To translate or To consider it ""bad"", One needs to study both English and Japanese, and it is harder more than mindlessly editing tags.
... Is it appropriate to treat such things with tags? I'd rather throw it into invalid-tag if it ever really gets made.

In the first place, If users can find bad translation-edit, they can report it with proof, for removal ; If it's just Notes, then they of course can replace it without bothering to use tags, Can't they. :P
Imagine e621 with such a tag introduced - The crowd always only complains about anything would go around and just add it everywhere. Without even providing a shred of evidence.

I wouldn't paint post #2088998 and post #3058893 with the same brush. I agree that the latter is objectively awful, with regards to how the editing process altered the image visually and to the actual "translation" as well. I admit that the former does not perfectly convey the original meaning either. However, translation is not an exact science, and we should take that into account when considering a proposal like yours. In my opinion, as long as the general "spirit" of the text is preserved, small changes can be forgiven.

I do believe that it would be a good idea to avoid translation edits as much as possible, since notes are far more adequate for the same purposes.

kurogi_foxsiv said:
In reality, it should require prove/proof like you said. And, Only a few translators who can do it right.
But, once a bad user's recorded (( Or if more happened )), There should be a chance it will work, I think.

As long as you can break down the process to a sufficient degree, I don't think it should be too hard to make a case against an extremely bad translation.

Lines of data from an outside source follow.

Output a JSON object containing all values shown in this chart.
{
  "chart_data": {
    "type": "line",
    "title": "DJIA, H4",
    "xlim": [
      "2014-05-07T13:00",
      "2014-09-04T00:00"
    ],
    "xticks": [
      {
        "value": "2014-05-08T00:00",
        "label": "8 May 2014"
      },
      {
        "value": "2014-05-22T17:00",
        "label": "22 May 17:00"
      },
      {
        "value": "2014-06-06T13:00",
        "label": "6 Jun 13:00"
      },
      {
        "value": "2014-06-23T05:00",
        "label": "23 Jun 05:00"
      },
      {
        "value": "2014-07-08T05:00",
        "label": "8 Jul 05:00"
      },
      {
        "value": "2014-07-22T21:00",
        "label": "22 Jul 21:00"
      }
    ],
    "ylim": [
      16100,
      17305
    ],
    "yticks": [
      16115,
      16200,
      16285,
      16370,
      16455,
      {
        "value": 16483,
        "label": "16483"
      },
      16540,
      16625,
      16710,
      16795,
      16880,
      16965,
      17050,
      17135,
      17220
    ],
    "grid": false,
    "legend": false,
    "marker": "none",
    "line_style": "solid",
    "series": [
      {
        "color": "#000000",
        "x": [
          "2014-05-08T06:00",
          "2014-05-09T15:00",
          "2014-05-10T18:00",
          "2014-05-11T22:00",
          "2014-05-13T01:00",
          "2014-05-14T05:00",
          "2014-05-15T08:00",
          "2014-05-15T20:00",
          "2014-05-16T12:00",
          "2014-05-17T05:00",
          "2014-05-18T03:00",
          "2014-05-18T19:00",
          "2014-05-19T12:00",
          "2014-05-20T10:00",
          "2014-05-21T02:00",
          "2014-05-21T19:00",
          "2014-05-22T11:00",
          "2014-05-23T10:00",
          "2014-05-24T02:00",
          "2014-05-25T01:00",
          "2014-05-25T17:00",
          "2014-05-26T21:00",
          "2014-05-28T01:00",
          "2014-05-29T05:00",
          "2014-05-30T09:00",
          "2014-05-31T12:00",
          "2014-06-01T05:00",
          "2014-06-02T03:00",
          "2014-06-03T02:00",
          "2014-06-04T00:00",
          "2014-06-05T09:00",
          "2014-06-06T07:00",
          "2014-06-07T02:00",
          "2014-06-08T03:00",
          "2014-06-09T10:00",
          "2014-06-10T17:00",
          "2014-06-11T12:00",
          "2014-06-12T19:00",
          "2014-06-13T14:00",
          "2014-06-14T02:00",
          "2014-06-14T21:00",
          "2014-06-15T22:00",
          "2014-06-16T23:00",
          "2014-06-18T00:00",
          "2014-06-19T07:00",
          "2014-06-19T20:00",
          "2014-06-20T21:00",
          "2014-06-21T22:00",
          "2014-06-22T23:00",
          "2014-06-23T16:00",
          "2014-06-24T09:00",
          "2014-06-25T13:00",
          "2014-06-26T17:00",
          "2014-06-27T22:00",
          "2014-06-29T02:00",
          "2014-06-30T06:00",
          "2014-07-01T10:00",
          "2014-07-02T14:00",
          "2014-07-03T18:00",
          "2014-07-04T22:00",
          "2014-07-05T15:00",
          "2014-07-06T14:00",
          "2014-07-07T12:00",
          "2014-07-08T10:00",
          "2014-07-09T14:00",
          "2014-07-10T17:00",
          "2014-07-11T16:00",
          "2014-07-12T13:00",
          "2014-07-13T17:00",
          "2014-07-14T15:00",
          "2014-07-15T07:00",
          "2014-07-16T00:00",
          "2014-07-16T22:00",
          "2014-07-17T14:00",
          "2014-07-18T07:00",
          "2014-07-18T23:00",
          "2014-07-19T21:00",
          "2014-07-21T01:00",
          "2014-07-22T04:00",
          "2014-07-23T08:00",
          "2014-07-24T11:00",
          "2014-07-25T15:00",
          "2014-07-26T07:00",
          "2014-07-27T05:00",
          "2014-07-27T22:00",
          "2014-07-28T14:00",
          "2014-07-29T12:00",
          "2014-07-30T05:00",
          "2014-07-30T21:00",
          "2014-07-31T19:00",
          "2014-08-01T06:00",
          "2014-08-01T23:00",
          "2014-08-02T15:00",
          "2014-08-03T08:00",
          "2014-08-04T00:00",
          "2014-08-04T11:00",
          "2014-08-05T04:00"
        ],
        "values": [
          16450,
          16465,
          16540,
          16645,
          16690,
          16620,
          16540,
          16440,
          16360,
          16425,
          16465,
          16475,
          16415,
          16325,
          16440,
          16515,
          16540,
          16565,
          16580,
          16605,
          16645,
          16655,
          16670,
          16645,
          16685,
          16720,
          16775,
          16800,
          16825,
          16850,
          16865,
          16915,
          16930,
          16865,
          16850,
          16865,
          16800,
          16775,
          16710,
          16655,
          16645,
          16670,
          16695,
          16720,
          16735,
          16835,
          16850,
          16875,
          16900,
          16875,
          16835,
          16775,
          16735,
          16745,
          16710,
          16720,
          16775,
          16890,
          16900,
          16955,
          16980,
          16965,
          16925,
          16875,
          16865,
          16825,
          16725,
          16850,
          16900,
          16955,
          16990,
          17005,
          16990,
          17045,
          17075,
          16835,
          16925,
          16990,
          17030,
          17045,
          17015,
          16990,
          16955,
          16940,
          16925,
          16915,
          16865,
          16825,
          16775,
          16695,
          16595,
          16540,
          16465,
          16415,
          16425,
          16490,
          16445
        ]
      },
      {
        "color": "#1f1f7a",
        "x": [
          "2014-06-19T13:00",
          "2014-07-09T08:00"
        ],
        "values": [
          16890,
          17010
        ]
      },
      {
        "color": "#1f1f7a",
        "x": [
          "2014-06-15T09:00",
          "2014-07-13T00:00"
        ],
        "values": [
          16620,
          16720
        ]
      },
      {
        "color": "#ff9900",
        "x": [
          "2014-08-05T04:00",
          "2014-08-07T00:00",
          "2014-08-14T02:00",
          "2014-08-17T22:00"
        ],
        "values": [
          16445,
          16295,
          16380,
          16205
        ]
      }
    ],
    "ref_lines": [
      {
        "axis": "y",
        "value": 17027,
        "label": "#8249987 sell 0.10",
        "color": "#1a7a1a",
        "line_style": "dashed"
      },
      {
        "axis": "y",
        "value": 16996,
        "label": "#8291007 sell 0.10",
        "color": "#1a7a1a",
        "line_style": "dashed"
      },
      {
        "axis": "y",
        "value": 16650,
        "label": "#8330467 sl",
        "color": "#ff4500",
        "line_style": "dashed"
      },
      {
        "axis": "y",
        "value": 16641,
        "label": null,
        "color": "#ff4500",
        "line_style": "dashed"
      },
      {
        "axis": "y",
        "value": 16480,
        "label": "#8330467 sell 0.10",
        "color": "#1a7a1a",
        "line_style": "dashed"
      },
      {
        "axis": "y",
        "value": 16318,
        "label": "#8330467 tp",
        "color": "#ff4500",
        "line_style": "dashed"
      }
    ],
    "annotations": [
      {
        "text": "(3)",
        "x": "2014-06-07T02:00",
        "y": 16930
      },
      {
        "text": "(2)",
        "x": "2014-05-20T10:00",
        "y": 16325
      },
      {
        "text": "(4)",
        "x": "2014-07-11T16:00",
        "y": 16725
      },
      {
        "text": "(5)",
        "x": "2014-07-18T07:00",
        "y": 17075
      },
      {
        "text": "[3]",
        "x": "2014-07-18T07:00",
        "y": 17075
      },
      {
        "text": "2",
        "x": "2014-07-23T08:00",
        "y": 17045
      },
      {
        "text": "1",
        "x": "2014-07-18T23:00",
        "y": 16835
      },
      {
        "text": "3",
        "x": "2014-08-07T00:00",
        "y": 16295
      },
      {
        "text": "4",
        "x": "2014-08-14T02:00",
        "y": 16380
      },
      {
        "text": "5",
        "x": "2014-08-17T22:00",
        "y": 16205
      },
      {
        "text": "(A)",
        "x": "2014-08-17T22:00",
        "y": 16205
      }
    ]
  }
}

In the case of the Zangoose image, that looks something like this:

Raw text: 中に出すなって言っただろ!!!
- inside
- particle for connecting a place to a verb
出すな - don't send it out/don't put it out/don't emit it! (negative imperative, base verb form is 出す, implicitly "don't cum".)
って - quoting particle
言った - said (past tense, base verb form is 言う)
だろ - sentence-ender expressing strong certainty (abbreviated from だろう)
Literal meaning: I said "don't cum inside"!!! (extremely certain)

This could get a bit more cumbersome for text that's longer than a few sentences, but as long as some significant part of it can be proven to be radically and obviously wrong, I don't think that's an issue?